Esta tensión continua en que vivía el socialismo, ahorquillada entre la defensa temporal e interesada de la República burguesa y su deseo de acabar con ella para implantar la República Socialista, incluso por medios violentos si era necesario, generaba una inclinación siempre vigente hacia la guerra civil, que ya afloró en los primeros compases del nuevo régimen.

A finales de noviembre de 1931, a punto de coronar la redacción de la Constitución, se planteó la posibilidad de que las Cortes prosiguieran sus trabajos con la aprobación de un conjunto de leyes. Los radicales eran partidarios de disolverlas una vez aprobada la Constitución, en contra de la opinión que sostenían los socialistas. Largo Caballero, ministro de Trabajo, terció en el deba-te para advertir que “Este intento [el de disolver las Cortes] sólo sería la señal para que el partido socialista y la Unión General de Trabajadores lo consideraran como una provocación y se lanzasen a un nuevo movimiento revolucionario. No puedo aceptar tal posibilidad, que sería un reto al partido y que nos obligaría a ir a una guerra civil.”

Esa propensión casi patológica hacia la guerra civil alcanzó su clímax en octubre de 1934, cuando con el apoyo de los comunistas y otros de menor entidad y valor (tomando el término en su prístina acepción), se decidieron a empuñar las armas para derribar a la República. Cualquier cosa antes de tolerar que el ejercicio democrático llevara al poder a un partido de la derecha. La República, como habían dejado establecido, era suya y sólo suya. Ni democracia ni historias. Y si había que oponerse a sangre y fuego al dictamen de las urnas, se realizaba con total contundencia, sin andarse con rodeos. Que las urnas únicamente aciertan cuando les favorece a ellos. Las cuentas no salieron a medida de sus deseos y la intentona se liquidó con un sonado fracaso. La guerra civil futura, la continuación más bien de la guerra civil ahora abortada, tendría a partir de ese momento una razón que sumar a las anteriores. Pero lo bien cierto es que la República había queda-do herida de muerte. Lo que muchos temían, otros muchos sospechaban, y casi todos temían, esto es, que los socialistas se proponían acabar con el régimen para imponer la dictadura del proletariado sin ninguna concesión, tomó cuerpo aquel fatídico octubre en su más descarnada desnudez.

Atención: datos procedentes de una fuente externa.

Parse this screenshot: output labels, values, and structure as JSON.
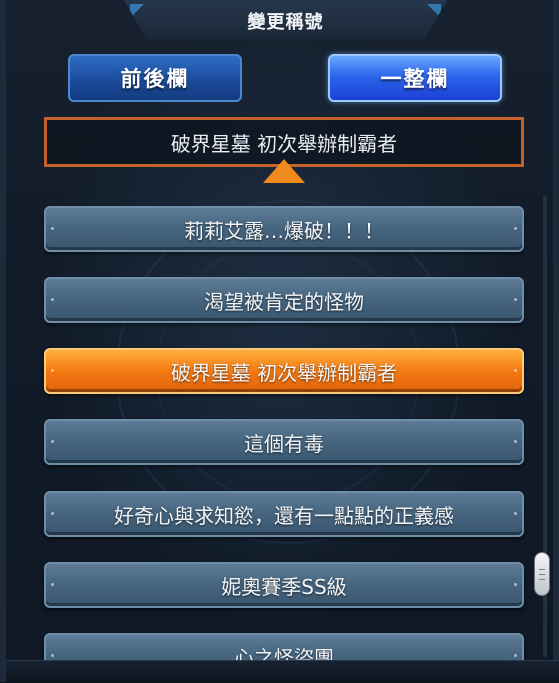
{
  "header": {
    "title": "變更稱號"
  },
  "tabs": {
    "back_label": "前後欄",
    "whole_label": "一整欄"
  },
  "current_title": "破界星墓 初次舉辦制霸者",
  "titles": [
    "莉莉艾露…爆破！！！",
    "渴望被肯定的怪物",
    "破界星墓 初次舉辦制霸者",
    "這個有毒",
    "好奇心與求知慾，還有一點點的正義感",
    "妮奧賽季SS級",
    "心之怪盜團"
  ],
  "selected_title": "破界星墓 初次舉辦制霸者",
  "colors": {
    "accent_selected": "#f47a12",
    "list_item": "#476680",
    "frame_highlight": "#c4622a"
  },
  "icons": {
    "pointer": "triangle-up-icon"
  }
}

Y si alguien aún dudaba, Largo Caballero se cuidó de despejar cualquier incertidumbre, cuando aleccionaba a sus seguidores en Alicante, señalando que “Si triunfan las derechas nuestra labor tendría que ser doble, porque, ahora, tenemos aún, con esta República burguesa, la esperanza de un camino fácil hacia nuestro ideal, pero, con el triunfo de las derechas, no hay remisión. Tendríamos que ir forzosamente a la guerra civil declarada. Y no se hagan ilusiones las derechas y no digan que esto son amenazas. Esto son advertencias. Y ya sabéis que nosotros no decimos las cosas por decirlas. Ahí está el ejemplo de octubre.”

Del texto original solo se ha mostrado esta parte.